In 2005, he appeared in a Toyota Memorable Moments advertisement featuring Stephen Curry that satirised the famous 1989 Grand Final incident with Geelong player Mark Yeates. In November of that year, Brereton was involved in an altercation with a group of young men.

In 2006, he made an appearance on Torvill and Dean's Dancing on Ice. Brereton left the show early after injuring his biceps. In 2006, Brereton was sacked from Triple M due to low ratings. In 2007, Brereton rejoined 1116 SEN to broadcast football, the same station he left two years earlier.

In 2007, Brereton started as a presenter on Channel 9's Getaway, a tourism and travel TV show, which was a position he held until 2011.

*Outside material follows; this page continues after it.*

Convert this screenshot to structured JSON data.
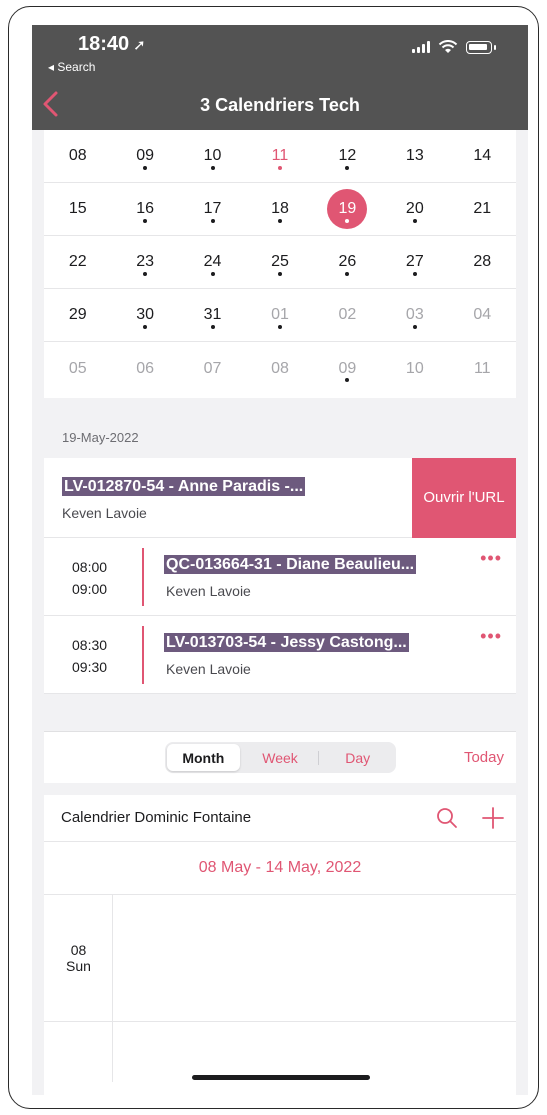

In 2011, he ended his 20-year association with the Nine Network and announced he would be joining Foxtel for the 2012 season. From 2012 onwards, he has provided match commentary for Foxtel and hosted the Fox League Teams show on Thursday nights on Foxtel's 24-hour AFL channel, Fox Footy, which launched on 17 February 2012.

== Other work ==

=== Films ===
He featured in a minor role in the critically panned 2002 film Trojan Warrior.

=== Video games ===
Brereton has been a voice-over commentator for the AFL video game series since 2002.

=== TV ===
In 2004, Bereton made a guest appearance in a season eight episode of the crime drama television series Stingers, as the episode's main antagonist James Roberts. Brereton competed in the 5th season of the Australian version of I'm a Celebrity...Get Me Out of Here!. He was eliminated on 5 February 2019 and finished in tenth place.